Женщины посмотрели друг на друга и улыбнулись.

— Ну, я пошла, — журналистка направилась к выходу.

— Марьяна, — окликнула ее коллега. Та замерла. — Спасибо!

— Не стоит благодарностей. Пока!

— Я заменю тебя, — пообещала вслед ей Маша. — Не за цветы, разумеется, а по дружбе. Радиослушатели ведь не виноваты, что тебе требуется второе образование. Интересно только, зачем? Ты ведь и так…почти журналист.

Сундукова легкокрылой птахой развернулась на одних шпильках, вздохнула с нескрываемым облегчением и многозначительно подняла вверх указательный палец.

— Помнишь песенку про то, что «почти» не считается? То-то. В Москве, куда я непременно попаду, диплом журфака МГУ поможет мне распахнуть любые двери.

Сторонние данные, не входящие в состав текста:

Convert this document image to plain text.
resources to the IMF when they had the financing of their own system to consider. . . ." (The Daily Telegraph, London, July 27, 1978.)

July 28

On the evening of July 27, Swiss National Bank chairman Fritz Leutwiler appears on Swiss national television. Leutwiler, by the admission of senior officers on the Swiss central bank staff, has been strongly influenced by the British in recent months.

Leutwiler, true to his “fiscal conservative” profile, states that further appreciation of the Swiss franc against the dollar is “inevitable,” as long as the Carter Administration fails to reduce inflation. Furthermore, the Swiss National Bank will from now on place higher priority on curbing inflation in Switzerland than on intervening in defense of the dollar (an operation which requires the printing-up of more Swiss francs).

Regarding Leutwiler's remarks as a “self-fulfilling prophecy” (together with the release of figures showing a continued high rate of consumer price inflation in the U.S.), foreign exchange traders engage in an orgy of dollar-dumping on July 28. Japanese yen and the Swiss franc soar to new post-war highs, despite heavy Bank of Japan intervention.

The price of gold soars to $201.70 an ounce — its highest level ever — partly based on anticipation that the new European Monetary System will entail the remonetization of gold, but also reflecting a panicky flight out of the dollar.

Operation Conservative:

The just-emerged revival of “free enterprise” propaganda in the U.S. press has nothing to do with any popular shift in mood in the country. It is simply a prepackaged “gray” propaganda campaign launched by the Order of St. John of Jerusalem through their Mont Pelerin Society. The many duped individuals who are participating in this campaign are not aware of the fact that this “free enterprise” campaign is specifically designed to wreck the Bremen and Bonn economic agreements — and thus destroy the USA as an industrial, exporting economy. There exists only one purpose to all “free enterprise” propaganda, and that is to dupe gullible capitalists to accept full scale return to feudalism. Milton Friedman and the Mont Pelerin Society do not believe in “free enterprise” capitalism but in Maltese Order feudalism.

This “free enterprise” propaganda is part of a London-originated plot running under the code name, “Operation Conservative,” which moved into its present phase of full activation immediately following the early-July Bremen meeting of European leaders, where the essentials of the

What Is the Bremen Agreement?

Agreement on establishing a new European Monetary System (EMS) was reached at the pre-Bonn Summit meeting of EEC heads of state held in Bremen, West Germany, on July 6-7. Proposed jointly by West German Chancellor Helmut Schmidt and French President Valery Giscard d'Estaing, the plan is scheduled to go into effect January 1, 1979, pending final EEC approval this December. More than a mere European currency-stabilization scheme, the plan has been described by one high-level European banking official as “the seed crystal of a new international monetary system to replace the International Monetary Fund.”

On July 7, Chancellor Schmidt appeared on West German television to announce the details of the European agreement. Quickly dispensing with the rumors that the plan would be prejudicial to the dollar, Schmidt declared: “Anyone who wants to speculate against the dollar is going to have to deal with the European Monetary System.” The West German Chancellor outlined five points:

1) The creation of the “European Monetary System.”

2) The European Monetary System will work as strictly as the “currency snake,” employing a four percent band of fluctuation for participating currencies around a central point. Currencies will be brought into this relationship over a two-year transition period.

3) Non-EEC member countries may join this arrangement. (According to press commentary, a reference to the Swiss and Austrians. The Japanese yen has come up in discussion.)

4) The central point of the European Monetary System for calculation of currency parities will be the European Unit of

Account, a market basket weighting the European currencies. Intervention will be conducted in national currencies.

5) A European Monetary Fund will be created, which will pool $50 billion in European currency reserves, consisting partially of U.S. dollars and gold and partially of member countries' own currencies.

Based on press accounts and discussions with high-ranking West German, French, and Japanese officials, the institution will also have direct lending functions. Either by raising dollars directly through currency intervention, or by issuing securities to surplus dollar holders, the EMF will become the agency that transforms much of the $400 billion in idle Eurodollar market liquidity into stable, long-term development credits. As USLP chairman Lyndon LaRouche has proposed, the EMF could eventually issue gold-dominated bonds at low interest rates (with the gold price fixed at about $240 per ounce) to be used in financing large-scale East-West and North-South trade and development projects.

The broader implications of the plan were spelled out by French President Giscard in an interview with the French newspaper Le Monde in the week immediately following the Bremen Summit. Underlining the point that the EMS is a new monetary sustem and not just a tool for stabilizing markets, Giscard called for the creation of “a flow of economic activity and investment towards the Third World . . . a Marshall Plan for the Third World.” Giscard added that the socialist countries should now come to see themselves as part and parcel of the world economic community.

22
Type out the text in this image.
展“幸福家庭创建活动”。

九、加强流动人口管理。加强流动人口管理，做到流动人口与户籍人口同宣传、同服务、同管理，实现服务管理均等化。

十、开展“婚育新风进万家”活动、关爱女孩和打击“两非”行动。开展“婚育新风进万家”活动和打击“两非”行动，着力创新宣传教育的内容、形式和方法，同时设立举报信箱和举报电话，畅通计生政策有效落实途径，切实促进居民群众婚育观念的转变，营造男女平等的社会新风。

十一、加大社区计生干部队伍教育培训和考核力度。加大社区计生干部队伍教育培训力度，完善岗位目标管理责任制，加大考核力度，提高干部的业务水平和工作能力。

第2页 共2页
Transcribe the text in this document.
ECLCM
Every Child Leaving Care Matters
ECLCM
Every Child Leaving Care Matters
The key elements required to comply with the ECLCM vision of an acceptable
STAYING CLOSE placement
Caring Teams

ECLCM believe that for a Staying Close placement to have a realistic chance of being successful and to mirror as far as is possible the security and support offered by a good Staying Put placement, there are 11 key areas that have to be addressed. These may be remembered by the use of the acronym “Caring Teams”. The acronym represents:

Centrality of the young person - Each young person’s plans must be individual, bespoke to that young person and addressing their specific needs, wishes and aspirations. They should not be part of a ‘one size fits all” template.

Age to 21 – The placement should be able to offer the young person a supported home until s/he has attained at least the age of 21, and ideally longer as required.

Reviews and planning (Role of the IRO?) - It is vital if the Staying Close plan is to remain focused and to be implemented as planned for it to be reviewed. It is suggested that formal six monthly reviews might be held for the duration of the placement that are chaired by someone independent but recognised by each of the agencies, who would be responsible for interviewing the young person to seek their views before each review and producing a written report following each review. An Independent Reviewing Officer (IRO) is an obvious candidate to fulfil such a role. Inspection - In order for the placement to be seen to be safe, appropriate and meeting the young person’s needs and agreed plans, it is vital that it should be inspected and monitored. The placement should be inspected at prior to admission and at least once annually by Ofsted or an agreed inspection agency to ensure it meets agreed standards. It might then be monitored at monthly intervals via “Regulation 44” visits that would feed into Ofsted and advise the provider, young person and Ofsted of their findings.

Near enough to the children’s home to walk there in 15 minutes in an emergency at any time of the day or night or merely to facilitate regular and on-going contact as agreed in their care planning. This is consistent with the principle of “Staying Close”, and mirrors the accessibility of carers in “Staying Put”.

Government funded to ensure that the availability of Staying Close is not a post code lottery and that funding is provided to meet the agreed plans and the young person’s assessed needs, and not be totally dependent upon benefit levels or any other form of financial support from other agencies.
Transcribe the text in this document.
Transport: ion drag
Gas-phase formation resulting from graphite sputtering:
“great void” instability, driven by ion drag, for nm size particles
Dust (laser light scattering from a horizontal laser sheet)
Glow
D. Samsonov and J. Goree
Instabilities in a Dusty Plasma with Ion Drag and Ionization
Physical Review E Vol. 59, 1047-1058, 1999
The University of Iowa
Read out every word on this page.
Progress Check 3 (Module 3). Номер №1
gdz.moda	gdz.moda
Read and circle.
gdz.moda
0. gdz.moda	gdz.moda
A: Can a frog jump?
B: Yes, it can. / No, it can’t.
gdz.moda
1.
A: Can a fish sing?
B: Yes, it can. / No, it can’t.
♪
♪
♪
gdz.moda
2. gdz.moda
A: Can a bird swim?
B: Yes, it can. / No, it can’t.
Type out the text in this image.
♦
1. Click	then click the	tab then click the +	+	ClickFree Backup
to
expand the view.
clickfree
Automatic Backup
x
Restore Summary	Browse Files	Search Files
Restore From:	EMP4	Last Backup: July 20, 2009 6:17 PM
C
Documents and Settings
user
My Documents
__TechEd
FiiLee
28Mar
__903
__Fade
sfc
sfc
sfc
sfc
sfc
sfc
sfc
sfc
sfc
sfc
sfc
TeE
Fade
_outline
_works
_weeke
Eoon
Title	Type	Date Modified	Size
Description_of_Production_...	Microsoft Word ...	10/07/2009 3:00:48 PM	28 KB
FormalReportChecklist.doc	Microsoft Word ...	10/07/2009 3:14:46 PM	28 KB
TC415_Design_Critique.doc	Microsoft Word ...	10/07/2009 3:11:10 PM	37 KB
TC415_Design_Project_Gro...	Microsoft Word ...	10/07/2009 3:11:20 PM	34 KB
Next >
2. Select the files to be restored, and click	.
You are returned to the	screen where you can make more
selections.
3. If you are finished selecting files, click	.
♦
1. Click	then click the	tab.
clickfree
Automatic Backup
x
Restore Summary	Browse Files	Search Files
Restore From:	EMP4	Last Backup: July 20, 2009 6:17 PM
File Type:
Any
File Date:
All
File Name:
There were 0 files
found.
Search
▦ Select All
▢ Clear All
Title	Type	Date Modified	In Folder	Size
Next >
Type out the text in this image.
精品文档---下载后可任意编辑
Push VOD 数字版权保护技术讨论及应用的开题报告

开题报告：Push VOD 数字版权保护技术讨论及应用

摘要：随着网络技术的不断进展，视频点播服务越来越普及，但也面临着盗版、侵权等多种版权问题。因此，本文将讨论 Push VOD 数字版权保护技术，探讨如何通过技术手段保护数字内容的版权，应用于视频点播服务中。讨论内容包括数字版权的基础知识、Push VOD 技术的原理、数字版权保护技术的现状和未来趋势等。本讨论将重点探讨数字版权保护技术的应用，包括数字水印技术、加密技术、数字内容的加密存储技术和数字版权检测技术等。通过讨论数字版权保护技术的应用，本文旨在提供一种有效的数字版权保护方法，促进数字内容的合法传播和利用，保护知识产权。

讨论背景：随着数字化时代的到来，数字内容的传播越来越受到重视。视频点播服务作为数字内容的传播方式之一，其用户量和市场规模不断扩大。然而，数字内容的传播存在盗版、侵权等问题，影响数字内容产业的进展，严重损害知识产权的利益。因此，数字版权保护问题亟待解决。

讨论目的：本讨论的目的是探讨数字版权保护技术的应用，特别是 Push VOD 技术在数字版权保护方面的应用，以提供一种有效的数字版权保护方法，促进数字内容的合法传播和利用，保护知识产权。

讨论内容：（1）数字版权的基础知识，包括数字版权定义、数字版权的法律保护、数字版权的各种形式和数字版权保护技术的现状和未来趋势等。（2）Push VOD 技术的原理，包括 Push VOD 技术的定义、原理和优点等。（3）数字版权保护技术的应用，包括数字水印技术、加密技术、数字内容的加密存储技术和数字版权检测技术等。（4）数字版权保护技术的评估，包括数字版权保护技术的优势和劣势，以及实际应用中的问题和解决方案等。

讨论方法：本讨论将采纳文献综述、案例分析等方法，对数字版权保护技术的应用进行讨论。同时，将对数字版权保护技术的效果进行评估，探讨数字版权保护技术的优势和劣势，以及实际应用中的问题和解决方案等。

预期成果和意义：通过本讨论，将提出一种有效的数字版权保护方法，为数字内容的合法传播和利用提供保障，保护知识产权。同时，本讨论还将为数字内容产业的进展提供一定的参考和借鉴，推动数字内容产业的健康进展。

Через несколько дней в ГДО торжественно открывали новый танцевальный зал. На небольшой эстраде компактно расположился духовой оркестр. Во вмонтированных в стены зеркалах отражались тугие связки шаров и незамысловатые гирлянды из полевых цветов, по-армейски обрамленные еловыми ветками. Вход в зал был перекрыт алой атласной лентой. В холле слышалось волнение праздничной толпы, нетерпеливо напиравшей на солдат оцепления. Ревенко с новенькими погонами подполковника на плечах критично рассматривал Машу, ища, к чему бы придраться.

— Микрофон? — сухо поинтересовался он.

— Сзади вас. Исправно работает.

Она дала знак оператору, тот с удовольствием продемонстрировал звуковые возможности аппаратуры. От душераздирающего свиста у подполковника заложило уши, он поморщился и скрестил руки, давая отмашку. Солдат щелкнул тумблером, стало тихо.

— А поднос?

— Вот, — скрывая вздох, продемонстрировала Маша.

— Ножницы?

— Две пары. С янтарными ручками, как вы и рекомендовали.

— Салфетка…

— Целый рушник, — нахмурилась ведущая. — Призы участникам конкурса в большой коробке у сцены. Шампанское и поднос с бокалами будет держать ваша супруга.

— Ножницы, конечно же, тупые, — процедил сквозь зубы шеф.

— Завхоз лично точил! — отчаянно выкрикнула собеседница. — Может, пора уже же звать начальство?

— Я сам знаю, когда и что пора! — отрезал Ревенко, уходя.

Вскоре во главе подуставшей от длительного ожидания толпы на пороге зала появились Петров и Бодров. Оба генерала были одеты в парадную форму и находились в приподнятом настроении. Сдерживая напор желающих отдохнуть, они замерли у красной ленты. Маша протянула руководству космодрома поднос с ножницами. Бодров спешно взял одни из них, поднес к уху и несколько раз игриво щелкнул, проверяя остроту на слух. Рядом с богатырской фигурой красавца Петрова замполит выглядел до неприятия комично. Командир снисходительно посмотрел на своего заместителя сверху вниз и перевел взгляд на Машу. Персиковый цвет платья нежным румянцем отразился на ее пылающих от волнения щеках. Роскошные светлые волосы искрились в лучах солнца. Молодая женщина ловким движением поправила непослушные локоны, но глаз не отвела. Генералу это понравилось.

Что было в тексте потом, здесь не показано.